There’s a moment in the later draft of Goners where this is made starkly, remarkably clear, and for the first half dozen or so times reading it I simply missed it. He holds to that idea so strongly that it’s at the center of a larger mythology surrounding Mia, Violet, and the others that’s entirely different from the one used in the earlier draft. Once you see that moment for what it is, it’s impossible to shake the idea that it might even be something of a tough sell to an audience. There’s an expectation, yet it deliberately is left unmet, because for the story to be what Whedon says it is, it must be unmet.
On the surface, the actions of this moment occur in the original draft, but in every real and meaningful way the moment itself does not. Not really.
There’s a lot more going on in the original draft, but the story at the core I don’t think really comes out until Whedon has to subject himself to that frustrating process of rewrites. Whatever notes he received seem to have prompted (forced?) him to strip the story down to an essential core.
Not long ago, despite everything he’s said about how he doesn’t like to go back and revisit things from other parts of his creative life, Whedon revealed that Goners still has a place in his heart.
“Every now and then, it crops up in my head,” he said. “A lot of my stories that I’ve told, I’m like, I’m past that stage of storytelling, or I got it out of my system, and it’s hard to work up the energy to go back. Every now and then with Goners, I’m like, there’s something about this that hasn’t been expressed yet.”
That something precisely is what those rewrites, despite the low, quietly-distressed moan they later prompted from him, apparently led him to find after he peeled away the more complex layers in the scenario of his original draft. Once he stumbled upon that something that hasn’t been expressed yet, Goners found itself.
Presuming that the first draft I read in fact was the final draft before the project spiraled into the lowest rings of development hell, it still has issues. There’s a problematic character name that I’m quite sure was taken from a Grateful Dead song but carries racist European baggage. Two minor characters, among the only ones specifically to have their races specified, really ought to have those races swapped. Some characters who were more developed in the earlier draft perhaps have had a little too much of that stripped away in the later one.

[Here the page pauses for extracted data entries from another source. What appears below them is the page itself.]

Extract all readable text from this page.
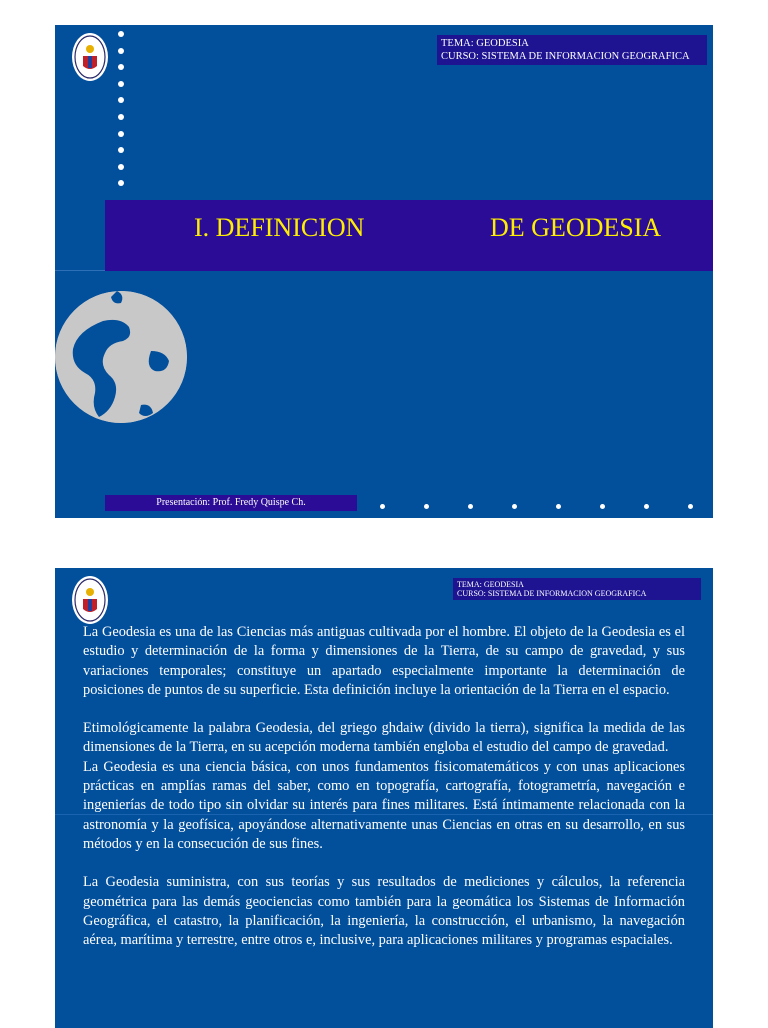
TEMA: GEODESIA
CURSO: SISTEMA DE INFORMACION GEOGRAFICA
I. DEFINICION	DE GEODESIA
Presentación: Prof. Fredy Quispe Ch.
TEMA: GEODESIA
CURSO: SISTEMA DE INFORMACION GEOGRAFICA

La Geodesia es una de las Ciencias más antiguas cultivada por el hombre. El objeto de la Geodesia es el estudio y determinación de la forma y dimensiones de la Tierra, de su campo de gravedad, y sus variaciones temporales; constituye un apartado especialmente importante la determinación de posiciones de puntos de su superficie. Esta definición incluye la orientación de la Tierra en el espacio.

Etimológicamente la palabra Geodesia, del griego ghdaiw (divido la tierra), significa la medida de las dimensiones de la Tierra, en su acepción moderna también engloba el estudio del campo de gravedad.

La Geodesia es una ciencia básica, con unos fundamentos fisicomatemáticos y con unas aplicaciones prácticas en amplías ramas del saber, como en topografía, cartografía, fotogrametría, navegación e ingenierías de todo tipo sin olvidar su interés para fines militares. Está íntimamente relacionada con la astronomía y la geofísica, apoyándose alternativamente unas Ciencias en otras en su desarrollo, en sus métodos y en la consecución de sus fines.

La Geodesia suministra, con sus teorías y sus resultados de mediciones y cálculos, la referencia geométrica para las demás geociencias como también para la geomática los Sistemas de Información Geográfica, el catastro, la planificación, la ingeniería, la construcción, el urbanismo, la navegación aérea, marítima y terrestre, entre otros e, inclusive, para aplicaciones militares y programas espaciales.
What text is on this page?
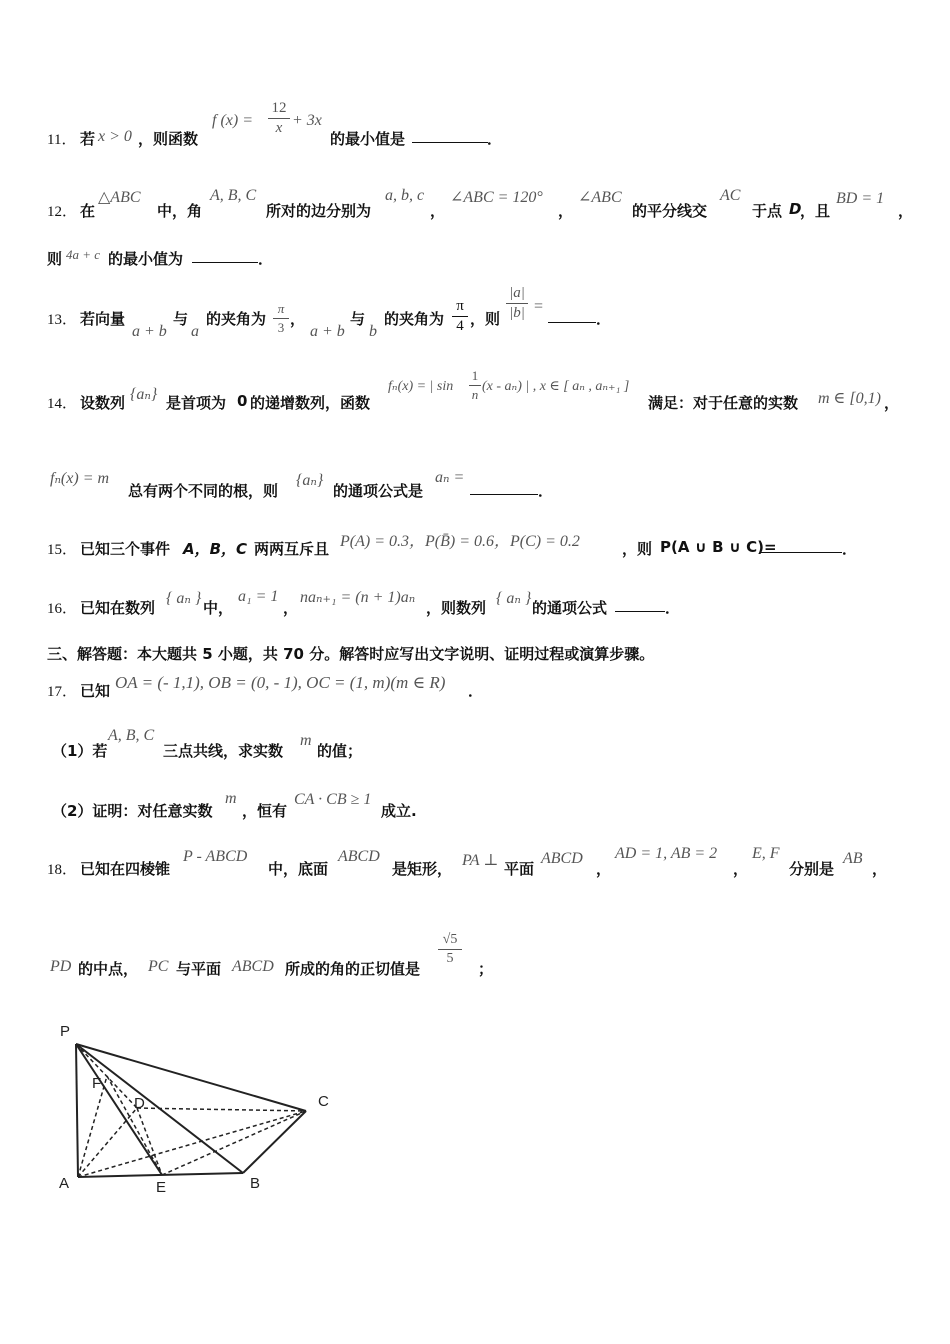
11． 若 x > 0 ，则函数
f (x) =
12
x + 3x
的最小值是	．
12． 在
△ABC
中，角
A, B, C
所对的边分别为
a, b, c
，
∠ABC = 120°
，
∠ABC
的平分线交
AC
于点 D
，且
BD = 1
，
则 4a + c 的最小值为	．
13． 若向量
a + b
与
a
的夹角为
π
3 ，
a + b
与
b
的夹角为
π
4 ，则
|a|
|b| =
．
14． 设数列 {aₙ} 是首项为 0 的递增数列，函数
fₙ(x) = | sin
1
n
(x - aₙ) | , x ∈ [ aₙ , aₙ₊₁ ]
满足：对于任意的实数 m ∈ [0,1) ，
fₙ(x) = m
总有两个不同的根，则
{aₙ}
的通项公式是
aₙ =
．
15． 已知三个事件 A，B，C 两两互斥且 P(A) = 0.3，P(B̄) = 0.6，P(C) = 0.2	，则 P(A ∪ B ∪ C)=	．
16． 已知在数列
{ aₙ }
中，
a₁ = 1
，
naₙ₊₁ = (n + 1)aₙ
，则数列
{ aₙ }
的通项公式	．
三、解答题：本大题共 5 小题，共 70 分。解答时应写出文字说明、证明过程或演算步骤。
17． 已知 OA = (- 1,1), OB = (0, - 1), OC = (1, m)(m ∈ R) ．
（1）若
A, B, C
三点共线，求实数
m
的值；
（2）证明：对任意实数
m
，恒有
CA · CB ≥ 1
成立.
18． 已知在四棱锥
P - ABCD
中，底面
ABCD
是矩形， PA ⊥ 平面
ABCD
，
AD = 1, AB = 2
，
E, F
分别是
AB
，
PD 的中点， PC 与平面 ABCD 所成的角的正切值是
√5
5
；
P
F
D	C
A	E	B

These would be necessary tweaks, not wholesale rewrites. The first draft I read, however late in the rewrites process it came, essentially feels like it’s ready to go.
Will we ever see it?
I don’t think I really believe it will ever be a movie. But there are other venues, other mediums.
I’ll never quite entirely give up hope, even if I won’t be holding my breath. I still sometimes fantasize about how I’d shoot it: nothing like The Avengers, not even like Serenity; more grounded like the Whedon-written and -produced but Brin Hill-directed In Your Eyes.
(Since the original version of this post, I’ve even mapped out how an expanded version of the later draft could be structured as a short season of television. Lately I’ve started finding ways to make Mia not “painfully shy”, as described by Whedon, but instead actually autistic.)
I still want to see its mythologizing of the thoughtless bullshit of the city. I still want to see its argument for the unexpendability of human beings.
I like to think that Mia is still out there, somewhere, waiting. The world might have forgotten about her, but I haven’t.